Elimizde Hazine Var
İlim elde edebilmek, donanımlı olabilmek için birçok kitap, birçok dergi, birçok makale okuyup araştırma yaparken elimizdeki yegâne hazineden kendimizi mahrum bırakmamız ne kadar da abes! Tüm mücevherler tek bir hazinenin birer yansıması iken, yansımaları asıl hazineden bağımsız olarak aramaya çalışmamız ne beyhude bir çalışma…
İlim elde edebilmek, donanımlı olabilmek için birçok kitap, birçok dergi, birçok makale okuyup araştırma yaparken elimizdeki yegâne hazineden kendimizi mahrum bırakmamız ne kadar da abes! Tüm mücevherler tek bir hazinenin birer yansıması iken, yansımaları asıl hazineden bağımsız olarak aramaya çalışmamız ne beyhude bir çalışma…
Hâlbuki tüm kitaplar, dergiler, makaleler, şiirler elimizdeki tek hakikat olan ilahi kitabın bizlere anlattığı gerçekleri bulma arayışında kör topal ilerlemekte. İnsanlık tarihinden bu yana asırlar geçmesine rağmen tarih, coğrafya, matematik, biyoloji, edebiyat vs. alanlarında yapılan çalışmalar, yazılan eserler ilahi kitabın, Kuran-ı Kerim’in çok cüzi bir kısmını açıklayabilmiştir oysaki. Kur’an-ı Kerim’e baktığımızda on dört asır evvelinden her çağa reçete sunabilecek, her ilme cevap verebilecek, her insana hitap edebilecek güçte olduğunu göreceğiz.
Aile bireylerine aile içi kuralları, ülke yöneticilerine bir ülkenin yönetimi ile ilgili kaideleri sıralayabilecek kadar özel ve aynı zamanda genel olduğunu, yine hukukçuya hukuktan, tüccara ticaretten, çiftçiye ekinlerden, öğretmene öğretim tekniklerinden, bilim adamlarına bilimden bahsedip iman etmelerini sağlayabilecek üstünlükte olduğuna şahit olacağız.
“Gaybın anahtarları O’nun katındadır, onları ancak O bilir. Karada ve denizde ne varsa bilir. Bir yaprak düşmez ki onu bilmesin! Yerin karanlıklarındaki hiçbir dane, hiçbir yaş ve hiçbir kuru yoktur ki apaçık olan kitapta bulunmasın.” (En’am / 59)

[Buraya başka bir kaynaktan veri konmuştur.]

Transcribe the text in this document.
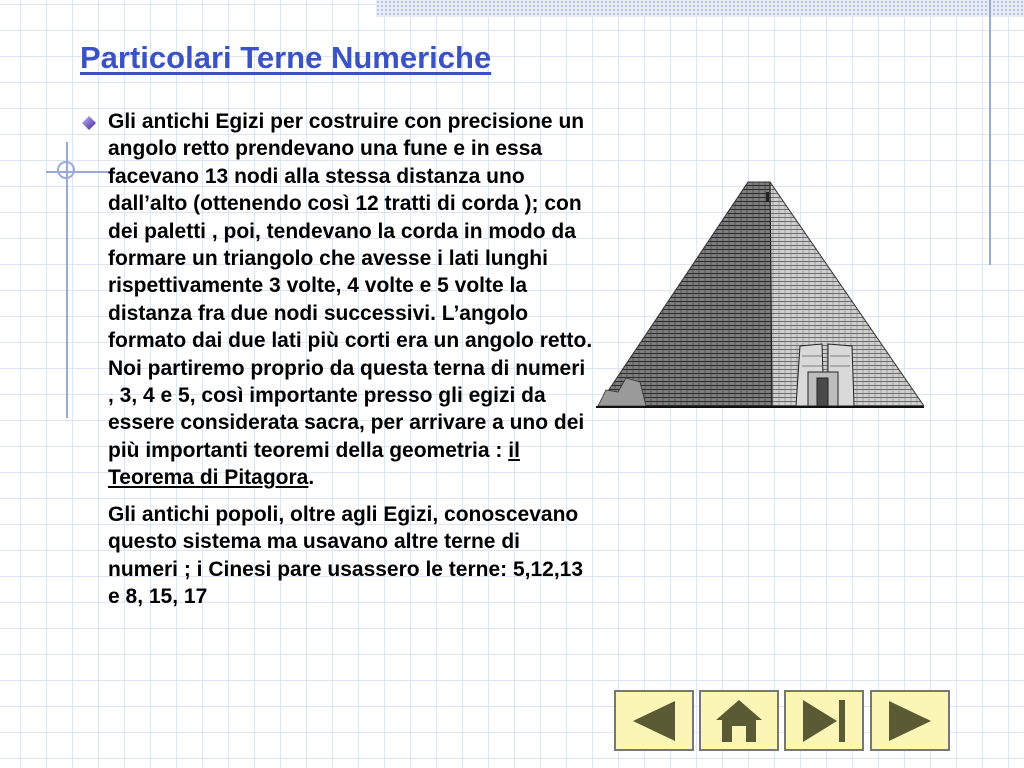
Particolari Terne Numeriche

Gli antichi Egizi per costruire con precisione un angolo retto prendevano una fune e in essa facevano 13 nodi alla stessa distanza uno dall’alto (ottenendo così 12 tratti di corda ); con dei paletti , poi, tendevano la corda in modo da formare un triangolo che avesse i lati lunghi rispettivamente 3 volte, 4 volte e 5 volte la distanza fra due nodi successivi. L’angolo formato dai due lati più corti era un angolo retto. Noi partiremo proprio da questa terna di numeri , 3, 4 e 5, così importante presso gli egizi da essere considerata sacra, per arrivare a uno dei più importanti teoremi della geometria : il Teorema di Pitagora.

Gli antichi popoli, oltre agli Egizi, conoscevano questo sistema ma usavano altre terne di numeri ; i Cinesi pare usassero le terne: 5,12,13 e 8, 15, 17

Evet, elimizde bir hazine var ve ne yazık ki günümüz Müslümanları olarak bu eşsiz hazinenin değerini yeterince bilmemekte ve istifade edememekteyiz. Müslüman olmayan batılı düşünürler dahi bizim ilahi kitabımızın kıymetini bilmekte ve ondan istifade etmektedir oysaki. Hristiyan olan Jean-Paul Roux Kur’an-ı Kerim için şöyle demektedir:
“Şiirden üstün, taklidi imkânsız ve tercümesi mümkün olmayan bu ulvi eserin olgunluk seviyesine ne bundan evvel çıkılabilmiştir ne de bundan sonra çıkılabilecektir. İslam’ın yayılmasında Kur’an okumanın bütün uzun nutuklardan daha büyük bir amil olduğu, birçok şahadetlerle sabittir. Yola getirilmeleri imkânsız düşmanlar bile Kur’an’ı dinler dinlemez birden bire duraklıyorlar ve hemen imana gelip kelime-i şahadet getiriyorlardı. Ayetlerdeki kelimelerde fevkalade bir kuvvet ve kudret vardır.”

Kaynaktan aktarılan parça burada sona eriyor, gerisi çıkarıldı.